In 1806, Portugal's currency situation was defined by deep instability and the looming shadow of geopolitical crisis. The nation operated on a bimetallic system of gold
cruzados and silver
réis (with 400 réis to one cruzado), but chronic shortages of precious metals, especially following the 1755 Lisbon earthquake and costly colonial expenditures, had led to severe debasement. The royal mint frequently issued coins with lower silver content, while a proliferation of worn, clipped, and counterfeit coins in circulation created widespread confusion and eroded public trust in the currency's intrinsic value.

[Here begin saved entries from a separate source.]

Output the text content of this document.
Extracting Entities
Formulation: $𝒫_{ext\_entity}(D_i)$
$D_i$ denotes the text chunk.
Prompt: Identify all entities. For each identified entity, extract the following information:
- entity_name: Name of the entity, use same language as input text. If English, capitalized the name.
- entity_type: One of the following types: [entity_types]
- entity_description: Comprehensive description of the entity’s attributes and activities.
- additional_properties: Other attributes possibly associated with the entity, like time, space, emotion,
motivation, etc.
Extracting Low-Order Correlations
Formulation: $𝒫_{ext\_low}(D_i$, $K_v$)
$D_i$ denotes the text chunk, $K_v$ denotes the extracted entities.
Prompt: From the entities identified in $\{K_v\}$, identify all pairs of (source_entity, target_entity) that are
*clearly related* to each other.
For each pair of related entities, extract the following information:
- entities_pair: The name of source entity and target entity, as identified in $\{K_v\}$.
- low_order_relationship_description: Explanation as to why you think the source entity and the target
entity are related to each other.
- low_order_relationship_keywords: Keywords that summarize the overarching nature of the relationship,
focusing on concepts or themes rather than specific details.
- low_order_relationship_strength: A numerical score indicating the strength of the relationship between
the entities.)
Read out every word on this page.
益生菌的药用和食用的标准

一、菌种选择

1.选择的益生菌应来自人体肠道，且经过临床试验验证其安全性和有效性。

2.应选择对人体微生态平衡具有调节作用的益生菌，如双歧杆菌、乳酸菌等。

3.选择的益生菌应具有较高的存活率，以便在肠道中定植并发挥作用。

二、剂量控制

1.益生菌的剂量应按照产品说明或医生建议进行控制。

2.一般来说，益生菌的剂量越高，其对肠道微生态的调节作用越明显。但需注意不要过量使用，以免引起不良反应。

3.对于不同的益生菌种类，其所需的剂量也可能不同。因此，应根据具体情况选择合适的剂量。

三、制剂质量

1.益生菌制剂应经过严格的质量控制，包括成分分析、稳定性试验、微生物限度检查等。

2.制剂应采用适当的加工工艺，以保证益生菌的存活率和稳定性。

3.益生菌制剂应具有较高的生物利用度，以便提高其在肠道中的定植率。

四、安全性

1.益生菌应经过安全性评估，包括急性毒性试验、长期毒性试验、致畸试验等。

This monetary fragility was exacerbated by Portugal's precarious position in the Napoleonic Wars. As a traditional British ally forced into Napoleon's Continental System, the country faced severe economic strain, including trade blockades that disrupted the inflow of Brazilian gold—a vital source of monetary stability for over a century. The threat of French invasion, which would materialize in late 1807, caused capital flight and hoarding of sound coinage (Gresham's Law in action), leaving the economy to function on the most debased and unreliable currency. This effectively created a two-tier system where good coins vanished from daily use.

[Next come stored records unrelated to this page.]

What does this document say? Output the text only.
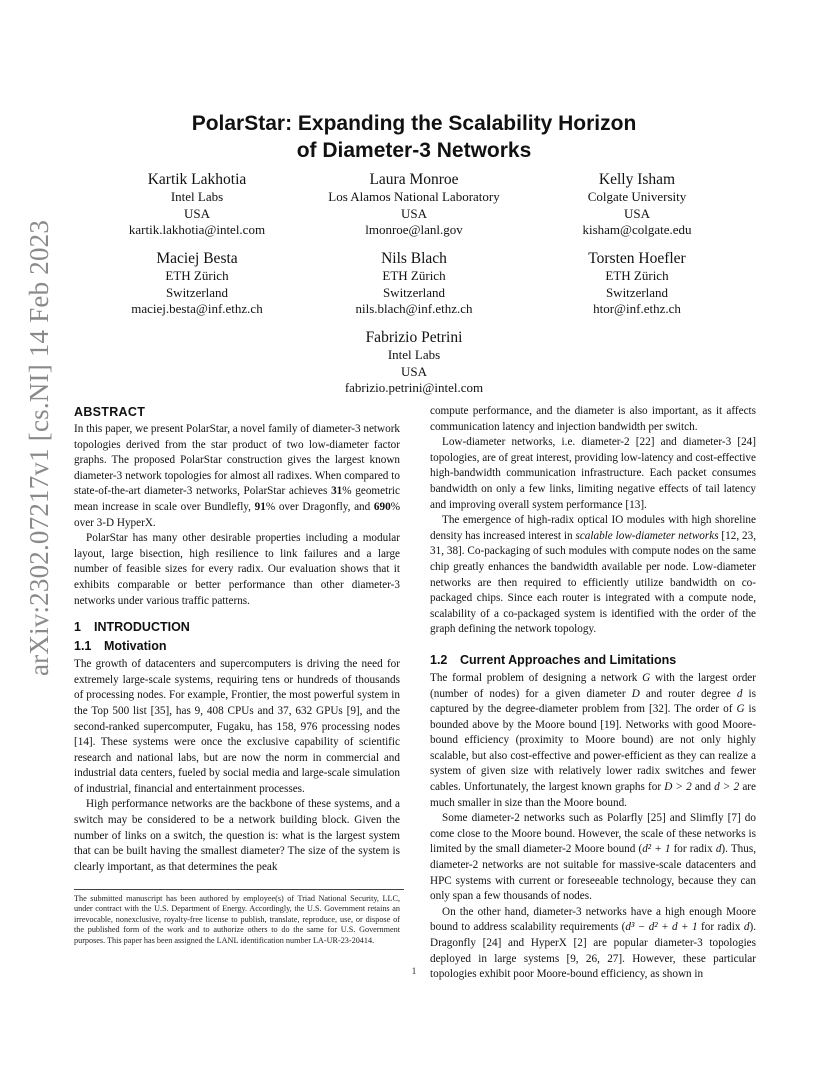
arXiv:2302.07217v1 [cs.NI] 14 Feb 2023
PolarStar: Expanding the Scalability Horizon
of Diameter-3 Networks
Kartik Lakhotia
Intel Labs
USA
kartik.lakhotia@intel.com
Laura Monroe
Los Alamos National Laboratory
USA
lmonroe@lanl.gov
Kelly Isham
Colgate University
USA
kisham@colgate.edu
Maciej Besta
ETH Zürich
Switzerland
maciej.besta@inf.ethz.ch
Nils Blach
ETH Zürich
Switzerland
nils.blach@inf.ethz.ch
Torsten Hoefler
ETH Zürich
Switzerland
htor@inf.ethz.ch
Fabrizio Petrini
Intel Labs
USA
fabrizio.petrini@intel.com
ABSTRACT

In this paper, we present PolarStar, a novel family of diameter-3 network topologies derived from the star product of two low-diameter factor graphs. The proposed PolarStar construction gives the largest known diameter-3 network topologies for almost all radixes. When compared to state-of-the-art diameter-3 networks, PolarStar achieves 31% geometric mean increase in scale over Bundlefly, 91% over Dragonfly, and 690% over 3-D HyperX.

PolarStar has many other desirable properties including a modular layout, large bisection, high resilience to link failures and a large number of feasible sizes for every radix. Our evaluation shows that it exhibits comparable or better performance than other diameter-3 networks under various traffic patterns.

1 INTRODUCTION
1.1 Motivation

The growth of datacenters and supercomputers is driving the need for extremely large-scale systems, requiring tens or hundreds of thousands of processing nodes. For example, Frontier, the most powerful system in the Top 500 list [35], has 9, 408 CPUs and 37, 632 GPUs [9], and the second-ranked supercomputer, Fugaku, has 158, 976 processing nodes [14]. These systems were once the exclusive capability of scientific research and national labs, but are now the norm in commercial and industrial data centers, fueled by social media and large-scale simulation of industrial, financial and entertainment processes.

High performance networks are the backbone of these systems, and a switch may be considered to be a network building block. Given the number of links on a switch, the question is: what is the largest system that can be built having the smallest diameter? The size of the system is clearly important, as that determines the peak

compute performance, and the diameter is also important, as it affects communication latency and injection bandwidth per switch.

Low-diameter networks, i.e. diameter-2 [22] and diameter-3 [24] topologies, are of great interest, providing low-latency and cost-effective high-bandwidth communication infrastructure. Each packet consumes bandwidth on only a few links, limiting negative effects of tail latency and improving overall system performance [13].

The emergence of high-radix optical IO modules with high shoreline density has increased interest in scalable low-diameter networks [12, 23, 31, 38]. Co-packaging of such modules with compute nodes on the same chip greatly enhances the bandwidth available per node. Low-diameter networks are then required to efficiently utilize bandwidth on co-packaged chips. Since each router is integrated with a compute node, scalability of a co-packaged system is identified with the order of the graph defining the network topology.

1.2 Current Approaches and Limitations

The formal problem of designing a network G with the largest order (number of nodes) for a given diameter D and router degree d is captured by the degree-diameter problem from [32]. The order of G is bounded above by the Moore bound [19]. Networks with good Moore-bound efficiency (proximity to Moore bound) are not only highly scalable, but also cost-effective and power-efficient as they can realize a system of given size with relatively lower radix switches and fewer cables. Unfortunately, the largest known graphs for D > 2 and d > 2 are much smaller in size than the Moore bound.

Some diameter-2 networks such as Polarfly [25] and Slimfly [7] do come close to the Moore bound. However, the scale of these networks is limited by the small diameter-2 Moore bound (d² + 1 for radix d). Thus, diameter-2 networks are not suitable for massive-scale datacenters and HPC systems with current or foreseeable technology, because they can only span a few thousands of nodes.

On the other hand, diameter-3 networks have a high enough Moore bound to address scalability requirements (d³ − d² + d + 1 for radix d). Dragonfly [24] and HyperX [2] are popular diameter-3 topologies deployed in large systems [9, 26, 27]. However, these particular topologies exhibit poor Moore-bound efficiency, as shown in

The submitted manuscript has been authored by employee(s) of Triad National Security, LLC, under contract with the U.S. Department of Energy. Accordingly, the U.S. Government retains an irrevocable, nonexclusive, royalty-free license to publish, translate, reproduce, use, or dispose of the published form of the work and to authorize others to do the same for U.S. Government purposes. This paper has been assigned the LANL identification number LA-UR-23-20414.
1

Consequently, by 1806, Portugal's monetary landscape was one of contradiction: a nominally bimetallic standard that functioned poorly in practice, with a severe shortage of trustworthy specie. The economy relied heavily on fiduciary copper coins for small transactions and a complex web of credit instruments for larger commerce. The situation was untenable, presaging the greater chaos to come with the French invasions and the transfer of the royal court to Brazil, which would soon lead to the issuance of paper money and a profound restructuring of the Portuguese financial system.